Question about using a particular method in another project

[FaridAghili]

This is a very interesting repository. I've found it very complicated to take one particular method and use it in another project/exe. For example, I wanted to use method 35 in my own exe, and make it auto elevate itself if it's not executed as administrator. To be honest, in the first place, it was a little trouble to find out where to look for it. After finding the correct c file, I figured out it won't work just by copy & pasting the function. There are dependencies (other functions) and also some header files for Nt and Rtl functions.

Sorry for newbies questions:

1. Is it possible to use on of this methods in regular windows applications? Because I guess some of this functions are not accessible.
2. Which files and headers should I include to make them work?
3. Do you mind to separate each method in feature for more reusability?

You did a great job here, thanks in advance.

[hfiref0x]

Hello,

It is designed so that you can't just blindly copy-paste and make it work in "your malware". However it demonstrate principle of methods work leaving you to decide what to do.

If you unfamiliar with NT API and cannot work with it then replace it with usual Windows API, e.g. NtDuplicateToken -> DuplicateTokenEx, NtSetInformationToken - SetTokenInformation, RtlAllocateAndInitializeSid -> AllocateAndInitializeSid etc.

1) Yes it is possible. 2) See my answer above. 3) No.

Here is the version of method 35 without support of Windows 10 and without most of native API. https://gist.github.com/hfiref0x/59c689a14f1fc2302d858ae0aa3f6b86

[FaridAghili]

Thanks for the answer, it's really helpful. I didn't know that it's ok to replace those NT APIs, I'll try. About the method 35 code in end of your answer, I prefer it to be working on windows 10 as well, so I will try to get the original code working.

Honestly, I'm not developing a malware (yet!), I don't have that sort of skill, but I'm really interested in the way this kind of codes work.

One more question. if you mind, what's the difference between usual WinAPI and NtApi starting with Rtl, Zw, Nt, etc? What's the benefit of using them? Are they hidden from the AVs? Do they give us the ability to run some codes that we don't have privileges to run normally? I'm in some kind of research, can you please suggest me some articles that I can follow to understand this concepts?

I really appreciate the time you're putting on this, thank you.

[FaridAghili]

OK, I've managed to get it to work,

I just noticed of a little bug: Method 35 launches wusa.exe, the problem is that wusa.exe process won't be closed after ucmTokenModification() return and it will likely be running forever. This is not a huge mess, but can be fixed easily.

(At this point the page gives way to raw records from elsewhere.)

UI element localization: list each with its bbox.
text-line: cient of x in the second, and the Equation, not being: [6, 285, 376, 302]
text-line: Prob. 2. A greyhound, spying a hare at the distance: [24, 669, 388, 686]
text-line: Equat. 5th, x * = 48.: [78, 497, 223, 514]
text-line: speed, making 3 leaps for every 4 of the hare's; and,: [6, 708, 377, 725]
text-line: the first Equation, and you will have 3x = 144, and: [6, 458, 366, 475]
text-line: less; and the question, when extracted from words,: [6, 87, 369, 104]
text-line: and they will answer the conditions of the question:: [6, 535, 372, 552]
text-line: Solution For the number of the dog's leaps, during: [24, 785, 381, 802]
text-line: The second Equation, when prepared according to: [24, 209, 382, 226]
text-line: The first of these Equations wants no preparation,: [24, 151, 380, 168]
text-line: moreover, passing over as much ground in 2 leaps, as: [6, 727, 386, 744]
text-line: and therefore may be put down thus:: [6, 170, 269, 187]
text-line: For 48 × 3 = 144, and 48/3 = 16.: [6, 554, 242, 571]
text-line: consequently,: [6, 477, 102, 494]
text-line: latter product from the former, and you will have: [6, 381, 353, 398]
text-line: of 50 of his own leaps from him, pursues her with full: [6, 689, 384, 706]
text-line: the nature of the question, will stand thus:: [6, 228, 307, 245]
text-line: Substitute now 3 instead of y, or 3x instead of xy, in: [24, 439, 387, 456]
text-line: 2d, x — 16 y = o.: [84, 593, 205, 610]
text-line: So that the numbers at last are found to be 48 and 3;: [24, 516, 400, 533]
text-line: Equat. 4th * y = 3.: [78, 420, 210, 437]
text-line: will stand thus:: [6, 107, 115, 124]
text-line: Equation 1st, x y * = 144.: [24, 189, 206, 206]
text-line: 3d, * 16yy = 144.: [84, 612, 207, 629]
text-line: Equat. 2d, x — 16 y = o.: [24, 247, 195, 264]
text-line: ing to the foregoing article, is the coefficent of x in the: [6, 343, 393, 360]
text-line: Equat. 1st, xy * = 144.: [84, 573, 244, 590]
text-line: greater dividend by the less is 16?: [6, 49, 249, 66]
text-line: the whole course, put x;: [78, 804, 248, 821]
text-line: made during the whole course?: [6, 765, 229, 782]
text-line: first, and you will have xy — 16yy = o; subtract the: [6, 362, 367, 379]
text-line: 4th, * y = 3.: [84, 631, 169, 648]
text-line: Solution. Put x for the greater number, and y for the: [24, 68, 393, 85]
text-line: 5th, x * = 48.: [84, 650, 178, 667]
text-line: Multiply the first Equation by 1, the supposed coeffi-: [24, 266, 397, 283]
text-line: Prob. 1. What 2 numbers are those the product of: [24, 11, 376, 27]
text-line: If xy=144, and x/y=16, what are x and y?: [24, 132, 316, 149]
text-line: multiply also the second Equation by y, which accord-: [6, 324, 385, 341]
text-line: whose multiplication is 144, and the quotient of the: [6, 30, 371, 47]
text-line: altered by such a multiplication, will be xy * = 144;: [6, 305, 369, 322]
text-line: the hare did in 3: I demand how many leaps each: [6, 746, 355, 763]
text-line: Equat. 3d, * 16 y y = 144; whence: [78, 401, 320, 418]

tyranid.c : line 303: if (shinfo.hProcess) NtClose(shinfo.hProcess); To: if (shinfo.hProcess) { TerminateProcess(shinfo.hProcess, 0); NtClose(shinfo.hProcess); }

[hfiref0x]

Wusa was left alive for a debug reason as well as debug message blocks (to help tracking future MS fix because it is general OS design failure and they have to fix it anyway), but you are right it should be terminated after work, this will be added in the next update.

There are multiple difference between Windows API and Native API as the first is public and second is private. Windows API is high abstraction level based on Native API.

Difference between Nt and Zw -> https://msdn.microsoft.com/en-us/library/windows/hardware/ff565438(v=vs.85).aspx

Rtl is an internal subset of routines implemented in ntdll, while native services Nt implemented in the ntoskrnl and ntdll is just a call gate to them.

Benefit of using them is the following: they are faster because there is no abstraction layers and they are much powerful in the meaning of provided functionality. Disadvantages are obvious, undocumented state of most of them, sometimes you need more code to do what you can do in Windows API by one call, example given ImpersonateLoggedOnUser - compare one call of it or how it implemented in method 35. However if you work with windows internals for decades it is doesn't matter for you anymore.

[FaridAghili]

Thank you very much @hfiref0x. Keep up the good work.